Nicola Fano, "Le maschere italiane", Il Mulino 2001, 12 marzo 2002
Totò. Nel 1921, Gustavo De Marco, tra gli attori più in voga in Italia, chiese una paga altissima a Don Peppino Jovinelli, proprietario del famoso teatro romano, impresario "più scaltro di quanto lui fosse vanitoso"
Totò. Nel 1921, Gustavo De Marco, tra gli attori più in voga in Italia, chiese una paga altissima a Don Peppino Jovinelli, proprietario del famoso teatro romano, impresario "più scaltro di quanto lui fosse vanitoso". Don Peppino negò l’aumento e lo licenziò.

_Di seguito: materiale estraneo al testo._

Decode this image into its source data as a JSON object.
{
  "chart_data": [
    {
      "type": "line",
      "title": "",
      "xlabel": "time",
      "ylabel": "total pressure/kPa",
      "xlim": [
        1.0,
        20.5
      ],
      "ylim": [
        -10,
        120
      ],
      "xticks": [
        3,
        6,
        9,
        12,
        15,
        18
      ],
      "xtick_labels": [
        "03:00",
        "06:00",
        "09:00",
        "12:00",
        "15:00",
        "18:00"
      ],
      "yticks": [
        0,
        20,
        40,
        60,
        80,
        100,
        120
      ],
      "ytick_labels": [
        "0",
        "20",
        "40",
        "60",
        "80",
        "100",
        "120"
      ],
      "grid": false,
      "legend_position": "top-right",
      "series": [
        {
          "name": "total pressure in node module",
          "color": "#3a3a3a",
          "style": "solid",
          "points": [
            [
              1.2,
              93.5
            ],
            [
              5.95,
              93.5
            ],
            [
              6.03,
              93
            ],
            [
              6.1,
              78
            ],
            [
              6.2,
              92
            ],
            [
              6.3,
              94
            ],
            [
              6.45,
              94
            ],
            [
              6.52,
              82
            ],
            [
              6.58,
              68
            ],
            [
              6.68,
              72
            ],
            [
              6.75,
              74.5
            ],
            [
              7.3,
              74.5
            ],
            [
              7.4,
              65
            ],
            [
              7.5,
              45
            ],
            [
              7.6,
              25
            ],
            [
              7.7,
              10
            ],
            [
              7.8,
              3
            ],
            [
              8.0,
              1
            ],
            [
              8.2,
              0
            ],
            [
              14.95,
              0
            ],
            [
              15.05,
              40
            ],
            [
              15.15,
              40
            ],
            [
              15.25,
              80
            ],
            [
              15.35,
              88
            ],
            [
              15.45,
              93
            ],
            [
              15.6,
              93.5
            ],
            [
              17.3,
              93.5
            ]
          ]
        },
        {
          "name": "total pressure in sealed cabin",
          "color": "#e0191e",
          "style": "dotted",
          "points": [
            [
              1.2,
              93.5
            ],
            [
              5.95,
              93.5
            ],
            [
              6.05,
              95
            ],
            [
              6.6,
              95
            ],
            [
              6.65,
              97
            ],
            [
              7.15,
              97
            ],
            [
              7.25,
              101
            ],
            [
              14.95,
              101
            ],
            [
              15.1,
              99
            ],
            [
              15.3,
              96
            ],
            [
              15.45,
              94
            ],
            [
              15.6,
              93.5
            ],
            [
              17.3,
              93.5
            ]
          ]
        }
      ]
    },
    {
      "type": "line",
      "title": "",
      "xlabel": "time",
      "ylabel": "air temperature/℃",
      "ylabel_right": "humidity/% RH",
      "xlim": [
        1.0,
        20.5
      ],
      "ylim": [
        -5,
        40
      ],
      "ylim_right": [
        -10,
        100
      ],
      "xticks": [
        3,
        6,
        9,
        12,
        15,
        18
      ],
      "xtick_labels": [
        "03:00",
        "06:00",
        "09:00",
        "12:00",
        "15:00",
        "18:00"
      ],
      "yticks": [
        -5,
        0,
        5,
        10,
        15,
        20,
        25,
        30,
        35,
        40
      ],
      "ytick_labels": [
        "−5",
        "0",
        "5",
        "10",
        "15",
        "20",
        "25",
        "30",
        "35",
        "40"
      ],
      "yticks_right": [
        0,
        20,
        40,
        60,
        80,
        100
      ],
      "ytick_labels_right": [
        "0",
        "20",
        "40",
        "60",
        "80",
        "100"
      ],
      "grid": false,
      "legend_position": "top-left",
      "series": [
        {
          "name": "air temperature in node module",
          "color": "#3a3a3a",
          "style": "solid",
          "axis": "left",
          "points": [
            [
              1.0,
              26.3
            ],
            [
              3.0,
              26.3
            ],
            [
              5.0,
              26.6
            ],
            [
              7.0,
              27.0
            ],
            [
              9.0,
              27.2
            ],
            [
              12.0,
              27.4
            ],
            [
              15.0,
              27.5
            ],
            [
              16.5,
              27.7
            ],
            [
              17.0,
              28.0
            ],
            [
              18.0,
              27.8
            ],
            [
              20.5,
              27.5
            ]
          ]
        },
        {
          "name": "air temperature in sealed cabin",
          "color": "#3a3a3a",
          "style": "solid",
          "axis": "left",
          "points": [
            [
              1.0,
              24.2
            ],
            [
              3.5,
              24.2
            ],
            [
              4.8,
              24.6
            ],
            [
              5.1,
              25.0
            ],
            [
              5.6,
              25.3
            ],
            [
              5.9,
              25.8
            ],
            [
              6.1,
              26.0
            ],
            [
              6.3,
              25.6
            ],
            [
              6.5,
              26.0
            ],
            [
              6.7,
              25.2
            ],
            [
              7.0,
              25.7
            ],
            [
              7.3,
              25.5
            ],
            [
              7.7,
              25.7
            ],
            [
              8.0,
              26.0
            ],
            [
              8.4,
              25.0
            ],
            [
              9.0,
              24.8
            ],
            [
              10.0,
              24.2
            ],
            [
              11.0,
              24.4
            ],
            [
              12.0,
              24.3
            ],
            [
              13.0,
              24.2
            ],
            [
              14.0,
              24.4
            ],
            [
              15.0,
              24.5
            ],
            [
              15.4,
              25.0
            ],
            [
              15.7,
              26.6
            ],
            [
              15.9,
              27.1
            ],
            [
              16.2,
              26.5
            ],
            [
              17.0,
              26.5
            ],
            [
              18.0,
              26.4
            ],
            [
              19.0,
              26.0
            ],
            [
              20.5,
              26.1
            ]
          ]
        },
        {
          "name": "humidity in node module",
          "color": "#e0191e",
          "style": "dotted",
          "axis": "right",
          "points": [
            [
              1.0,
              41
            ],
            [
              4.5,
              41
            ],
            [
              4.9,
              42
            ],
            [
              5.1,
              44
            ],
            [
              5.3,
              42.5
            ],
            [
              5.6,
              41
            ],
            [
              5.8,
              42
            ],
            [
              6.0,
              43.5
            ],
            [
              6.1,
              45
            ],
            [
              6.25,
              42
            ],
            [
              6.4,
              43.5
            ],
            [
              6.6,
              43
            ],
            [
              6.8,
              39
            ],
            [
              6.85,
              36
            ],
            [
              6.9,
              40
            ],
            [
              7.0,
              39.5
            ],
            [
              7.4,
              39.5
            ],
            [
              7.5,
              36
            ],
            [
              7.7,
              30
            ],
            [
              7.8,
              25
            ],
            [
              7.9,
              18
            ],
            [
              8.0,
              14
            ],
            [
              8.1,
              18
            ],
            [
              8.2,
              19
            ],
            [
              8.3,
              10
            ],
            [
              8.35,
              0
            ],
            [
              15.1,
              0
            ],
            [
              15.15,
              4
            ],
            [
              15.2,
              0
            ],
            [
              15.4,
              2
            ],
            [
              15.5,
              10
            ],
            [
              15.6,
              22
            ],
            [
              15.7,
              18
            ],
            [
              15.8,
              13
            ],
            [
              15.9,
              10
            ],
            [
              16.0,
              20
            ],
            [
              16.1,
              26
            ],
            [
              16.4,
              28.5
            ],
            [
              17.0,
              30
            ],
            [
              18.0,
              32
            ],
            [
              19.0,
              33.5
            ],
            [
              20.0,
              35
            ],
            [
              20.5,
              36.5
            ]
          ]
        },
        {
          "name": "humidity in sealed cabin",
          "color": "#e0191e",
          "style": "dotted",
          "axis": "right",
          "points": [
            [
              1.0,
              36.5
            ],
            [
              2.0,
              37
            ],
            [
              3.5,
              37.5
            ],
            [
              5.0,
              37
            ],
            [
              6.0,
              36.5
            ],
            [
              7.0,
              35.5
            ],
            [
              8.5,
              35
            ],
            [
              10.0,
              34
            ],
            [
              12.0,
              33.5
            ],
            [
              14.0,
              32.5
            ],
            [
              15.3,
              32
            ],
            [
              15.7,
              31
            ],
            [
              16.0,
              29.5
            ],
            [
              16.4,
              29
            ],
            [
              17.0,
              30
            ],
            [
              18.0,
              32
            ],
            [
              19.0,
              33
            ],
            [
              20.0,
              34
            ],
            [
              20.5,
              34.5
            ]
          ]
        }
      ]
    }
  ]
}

Giorni dopo si presentò da lui un "ragazzotto napoletano che bazzicava i teatri di Varietà a Napoli e Roma". Numero migliore: l’imitazione di Gustavo De Marco. Nome dell’attore: Antonio De Curtis, in arte Totò. Soddisfatto del provino, Jovinelli appese fuori del teatro la locandina "Questa sera: Totò nel repertorio di Gustavo De Marco" (le parole ”Totò nel repertorio di” scritte in caratteri minuscoli, ”Gustavo De Marco” in caratteri enormi). Poi disse al nuovo attore: "Lavorerai gratis una settimana. Se alla fine il pubblico non ti avrà cacciato, avrai una paga". All’ottavo giorno Totò ebbe il suo stipendio, mentre Gustavo De Marco comprò un negozietto di tabacchi alla Marina di Napoli e si diede al commercio.